Hotline für frischen Fang

Wer Anglerglück hat, kommt danach meist in die kleine Taverne in St. Martin, wo Patrick Balesta der Fischwart ist. Aber eben auch Restaurant- und Barbesitzer sowie Bürgermeister in Personalunion. "Um einen Lachs zu deklarieren, rufen Sie mich an unter ..." steht auf einem laminierten Papier mitten auf der Eingangstür, dazu die Mobilnummer. Rund 170 Lachse hat der Fischwart in diesem Jahr schon deklariert, er zeigt die handschriftliche Liste – die meisten wogen zwischen fünf und sechs Kilo, ausnahmsweise auch sieben bis neun. "Der Lachs ist für alle Fischer eine Faszination", sagt der Endfünfziger und beschreibt das Strahlen im Gesicht derer, die zu ihm kommen. In der Bar reihen sich Pinnwände mit Fotos aneinander. Auf den meisten hält ein Angler einen Fisch quer vor sich auf den Armen. Ein Lachs von 1962 ist abgebildet, mit Gewichtsangabe: Er wog 18,2 Kilogramm. Diese goldenen Zeiten sind längst vorbei.

Der Wert des Flusses

Dem Bestand gehe es nicht gut, selbst wenn dieses Jahr als besonders fischreich heraussticht. Das ist voll und ganz Patrick Balestas Thema, der gleich klarstellt, er sei bestimmt kein Öko, liebe aber die Natur: "Man hat es nach dem Zweiten Weltkrieg nicht verstanden, den Wert des Flusses zu erhalten." Industrialisierte Landwirtschaft, die Wasserwerke, die Begradigungen.

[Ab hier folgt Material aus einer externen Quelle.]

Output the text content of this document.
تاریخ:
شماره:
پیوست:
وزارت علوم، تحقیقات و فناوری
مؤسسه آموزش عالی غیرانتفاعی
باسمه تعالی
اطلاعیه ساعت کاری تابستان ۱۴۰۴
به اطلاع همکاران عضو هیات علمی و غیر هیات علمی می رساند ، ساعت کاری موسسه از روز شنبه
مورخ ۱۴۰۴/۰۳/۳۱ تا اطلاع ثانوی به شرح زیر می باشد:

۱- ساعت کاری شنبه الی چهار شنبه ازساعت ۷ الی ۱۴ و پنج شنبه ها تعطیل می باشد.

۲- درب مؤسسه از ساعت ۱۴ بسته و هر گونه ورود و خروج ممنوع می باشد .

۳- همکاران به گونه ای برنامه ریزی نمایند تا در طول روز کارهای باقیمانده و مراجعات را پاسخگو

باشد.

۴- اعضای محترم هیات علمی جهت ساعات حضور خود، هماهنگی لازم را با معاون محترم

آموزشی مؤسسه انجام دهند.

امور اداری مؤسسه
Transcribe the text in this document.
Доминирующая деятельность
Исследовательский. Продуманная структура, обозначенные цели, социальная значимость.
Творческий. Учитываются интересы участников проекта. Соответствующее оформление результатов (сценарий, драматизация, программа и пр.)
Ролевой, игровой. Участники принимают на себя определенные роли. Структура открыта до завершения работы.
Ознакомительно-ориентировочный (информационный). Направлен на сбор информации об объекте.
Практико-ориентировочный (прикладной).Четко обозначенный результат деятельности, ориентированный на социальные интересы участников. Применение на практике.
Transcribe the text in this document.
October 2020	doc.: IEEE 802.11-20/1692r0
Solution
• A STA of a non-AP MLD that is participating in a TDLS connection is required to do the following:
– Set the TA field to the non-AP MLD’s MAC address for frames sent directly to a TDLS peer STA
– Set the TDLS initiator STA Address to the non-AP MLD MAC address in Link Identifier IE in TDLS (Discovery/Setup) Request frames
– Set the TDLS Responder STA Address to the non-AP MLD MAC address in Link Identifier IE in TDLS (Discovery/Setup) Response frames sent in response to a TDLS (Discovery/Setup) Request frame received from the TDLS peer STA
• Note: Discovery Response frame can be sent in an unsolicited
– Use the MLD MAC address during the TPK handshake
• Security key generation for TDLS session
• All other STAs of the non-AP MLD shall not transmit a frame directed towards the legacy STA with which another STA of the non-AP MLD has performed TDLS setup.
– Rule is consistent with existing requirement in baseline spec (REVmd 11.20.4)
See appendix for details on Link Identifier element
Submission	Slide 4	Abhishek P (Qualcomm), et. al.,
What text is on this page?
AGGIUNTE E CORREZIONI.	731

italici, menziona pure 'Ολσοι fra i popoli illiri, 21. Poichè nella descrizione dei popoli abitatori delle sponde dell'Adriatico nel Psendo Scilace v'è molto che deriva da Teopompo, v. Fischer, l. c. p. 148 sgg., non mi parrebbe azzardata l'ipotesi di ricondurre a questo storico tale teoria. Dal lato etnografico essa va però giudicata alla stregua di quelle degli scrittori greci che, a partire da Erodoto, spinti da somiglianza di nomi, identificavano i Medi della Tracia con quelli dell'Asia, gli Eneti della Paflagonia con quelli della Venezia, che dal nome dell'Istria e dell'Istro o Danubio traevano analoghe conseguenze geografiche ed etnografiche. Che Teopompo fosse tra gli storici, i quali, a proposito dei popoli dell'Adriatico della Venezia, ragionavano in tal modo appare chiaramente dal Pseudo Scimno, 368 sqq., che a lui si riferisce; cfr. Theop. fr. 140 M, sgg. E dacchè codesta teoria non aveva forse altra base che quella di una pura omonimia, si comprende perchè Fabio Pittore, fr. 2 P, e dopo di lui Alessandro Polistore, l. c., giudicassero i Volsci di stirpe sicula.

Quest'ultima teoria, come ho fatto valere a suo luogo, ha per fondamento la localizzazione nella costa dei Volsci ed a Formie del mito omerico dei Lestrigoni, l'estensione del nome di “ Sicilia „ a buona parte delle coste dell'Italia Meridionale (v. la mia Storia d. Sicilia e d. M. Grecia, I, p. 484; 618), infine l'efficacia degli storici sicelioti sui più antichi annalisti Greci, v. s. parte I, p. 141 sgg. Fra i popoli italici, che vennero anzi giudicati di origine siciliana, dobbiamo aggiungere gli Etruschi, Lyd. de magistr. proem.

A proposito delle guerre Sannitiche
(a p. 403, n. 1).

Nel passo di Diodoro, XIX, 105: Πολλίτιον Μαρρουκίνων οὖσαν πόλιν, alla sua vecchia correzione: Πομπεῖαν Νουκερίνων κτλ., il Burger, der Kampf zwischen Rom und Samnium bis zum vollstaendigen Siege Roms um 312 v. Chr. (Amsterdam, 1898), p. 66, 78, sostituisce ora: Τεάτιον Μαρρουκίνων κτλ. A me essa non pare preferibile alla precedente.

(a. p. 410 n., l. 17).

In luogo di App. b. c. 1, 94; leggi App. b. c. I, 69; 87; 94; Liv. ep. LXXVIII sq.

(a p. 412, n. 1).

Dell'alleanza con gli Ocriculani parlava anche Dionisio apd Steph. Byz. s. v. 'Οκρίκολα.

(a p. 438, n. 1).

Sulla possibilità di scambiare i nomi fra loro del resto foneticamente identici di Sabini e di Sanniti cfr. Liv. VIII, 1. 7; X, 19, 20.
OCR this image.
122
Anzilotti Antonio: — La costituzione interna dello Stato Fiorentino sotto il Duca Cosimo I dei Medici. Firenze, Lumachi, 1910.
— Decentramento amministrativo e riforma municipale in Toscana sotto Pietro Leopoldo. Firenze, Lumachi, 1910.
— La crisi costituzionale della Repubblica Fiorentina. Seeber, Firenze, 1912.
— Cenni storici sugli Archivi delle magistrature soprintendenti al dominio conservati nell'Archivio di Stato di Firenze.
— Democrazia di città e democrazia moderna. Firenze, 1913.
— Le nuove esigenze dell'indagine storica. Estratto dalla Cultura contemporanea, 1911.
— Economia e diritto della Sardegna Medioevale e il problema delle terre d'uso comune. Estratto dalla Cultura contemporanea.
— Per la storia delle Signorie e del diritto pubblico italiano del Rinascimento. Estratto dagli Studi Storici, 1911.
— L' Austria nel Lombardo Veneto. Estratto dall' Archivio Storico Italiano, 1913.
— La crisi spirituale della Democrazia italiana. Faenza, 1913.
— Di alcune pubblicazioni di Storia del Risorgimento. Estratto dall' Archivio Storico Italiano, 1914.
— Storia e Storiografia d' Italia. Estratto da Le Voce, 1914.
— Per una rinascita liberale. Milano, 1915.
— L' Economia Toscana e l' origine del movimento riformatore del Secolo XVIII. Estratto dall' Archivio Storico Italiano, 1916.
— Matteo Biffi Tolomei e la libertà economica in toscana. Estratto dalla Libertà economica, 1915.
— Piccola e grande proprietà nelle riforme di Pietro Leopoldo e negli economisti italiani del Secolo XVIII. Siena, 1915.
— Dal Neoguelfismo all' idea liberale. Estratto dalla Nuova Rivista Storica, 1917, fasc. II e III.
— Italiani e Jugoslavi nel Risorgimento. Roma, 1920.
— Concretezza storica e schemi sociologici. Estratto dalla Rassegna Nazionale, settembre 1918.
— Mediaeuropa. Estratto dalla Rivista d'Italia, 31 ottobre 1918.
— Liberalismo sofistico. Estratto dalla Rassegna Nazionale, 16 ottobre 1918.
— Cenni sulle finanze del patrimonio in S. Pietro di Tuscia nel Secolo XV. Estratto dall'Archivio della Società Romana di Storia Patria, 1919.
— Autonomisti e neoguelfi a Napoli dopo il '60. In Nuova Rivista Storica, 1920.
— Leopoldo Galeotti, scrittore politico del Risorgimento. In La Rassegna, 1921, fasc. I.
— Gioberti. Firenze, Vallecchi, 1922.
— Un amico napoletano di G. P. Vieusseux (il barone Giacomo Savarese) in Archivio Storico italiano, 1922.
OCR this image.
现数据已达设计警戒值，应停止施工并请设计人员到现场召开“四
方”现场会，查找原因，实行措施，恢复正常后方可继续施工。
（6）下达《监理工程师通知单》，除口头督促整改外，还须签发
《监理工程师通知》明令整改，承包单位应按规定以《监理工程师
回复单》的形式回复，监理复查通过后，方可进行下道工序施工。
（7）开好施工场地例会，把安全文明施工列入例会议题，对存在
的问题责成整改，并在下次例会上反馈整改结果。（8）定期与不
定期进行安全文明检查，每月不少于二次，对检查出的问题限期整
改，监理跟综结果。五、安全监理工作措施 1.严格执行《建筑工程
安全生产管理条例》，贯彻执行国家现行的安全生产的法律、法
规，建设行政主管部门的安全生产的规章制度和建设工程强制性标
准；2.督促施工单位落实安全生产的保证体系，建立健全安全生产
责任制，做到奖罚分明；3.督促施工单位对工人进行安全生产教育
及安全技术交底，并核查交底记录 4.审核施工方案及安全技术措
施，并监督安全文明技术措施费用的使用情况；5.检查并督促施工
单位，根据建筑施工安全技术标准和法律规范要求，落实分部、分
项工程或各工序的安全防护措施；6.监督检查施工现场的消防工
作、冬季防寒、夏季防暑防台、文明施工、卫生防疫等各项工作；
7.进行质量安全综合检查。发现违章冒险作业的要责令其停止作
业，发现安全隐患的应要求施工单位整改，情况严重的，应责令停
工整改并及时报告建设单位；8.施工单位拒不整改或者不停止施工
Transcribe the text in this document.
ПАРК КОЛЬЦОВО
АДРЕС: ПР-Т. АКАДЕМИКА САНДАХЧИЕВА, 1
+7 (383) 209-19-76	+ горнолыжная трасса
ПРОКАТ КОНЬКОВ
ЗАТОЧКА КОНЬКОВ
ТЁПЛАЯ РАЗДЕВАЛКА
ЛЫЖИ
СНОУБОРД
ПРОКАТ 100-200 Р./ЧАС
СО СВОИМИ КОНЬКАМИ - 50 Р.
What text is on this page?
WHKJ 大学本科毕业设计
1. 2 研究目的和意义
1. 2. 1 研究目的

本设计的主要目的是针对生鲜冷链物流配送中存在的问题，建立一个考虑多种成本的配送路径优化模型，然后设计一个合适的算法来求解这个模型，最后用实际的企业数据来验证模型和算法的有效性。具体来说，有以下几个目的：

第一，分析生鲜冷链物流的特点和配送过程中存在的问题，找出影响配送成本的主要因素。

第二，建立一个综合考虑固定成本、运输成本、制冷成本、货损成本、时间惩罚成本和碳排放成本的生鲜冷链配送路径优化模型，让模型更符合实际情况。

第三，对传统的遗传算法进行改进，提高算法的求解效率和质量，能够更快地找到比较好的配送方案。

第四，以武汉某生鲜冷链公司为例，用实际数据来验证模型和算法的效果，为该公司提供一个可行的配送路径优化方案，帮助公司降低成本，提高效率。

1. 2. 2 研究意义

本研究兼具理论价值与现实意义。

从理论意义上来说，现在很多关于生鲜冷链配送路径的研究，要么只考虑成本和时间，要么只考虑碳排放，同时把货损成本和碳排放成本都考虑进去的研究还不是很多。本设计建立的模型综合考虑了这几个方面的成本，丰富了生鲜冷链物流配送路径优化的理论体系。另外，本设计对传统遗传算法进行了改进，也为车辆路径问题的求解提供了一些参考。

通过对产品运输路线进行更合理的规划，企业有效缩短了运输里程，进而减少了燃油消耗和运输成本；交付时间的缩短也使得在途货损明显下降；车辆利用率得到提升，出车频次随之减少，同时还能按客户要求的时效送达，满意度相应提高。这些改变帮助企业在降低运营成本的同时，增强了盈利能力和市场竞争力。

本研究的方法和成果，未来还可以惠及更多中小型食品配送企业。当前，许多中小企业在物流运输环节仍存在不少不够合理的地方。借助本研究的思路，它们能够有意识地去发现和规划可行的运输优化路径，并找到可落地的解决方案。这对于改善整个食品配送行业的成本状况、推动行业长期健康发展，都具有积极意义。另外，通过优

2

Mittlerweile wurden viele Barrikaden in der Gave d’Oloron wieder abgebaut, der Flussboden wurde renaturiert.
Foto: WikiCommons/Traumrune

Inzwischen wird vieles rückgängig gemacht, Barrikaden abgebaut, der Flussboden renaturiert. Man verkleinert die Maschenweite der Gitter vor den Wasserwerkturbinen, damit weniger Fische hineingeraten. Ein großes Pro blem ist die Fischerei an der Mündung. Man sagt, es werde dort sogar mit verbotenen Treibnetzen gefangen. Balesta schätzt, dass so 3.000 bis 4.000 Wildlachse jährlich gefangen werden.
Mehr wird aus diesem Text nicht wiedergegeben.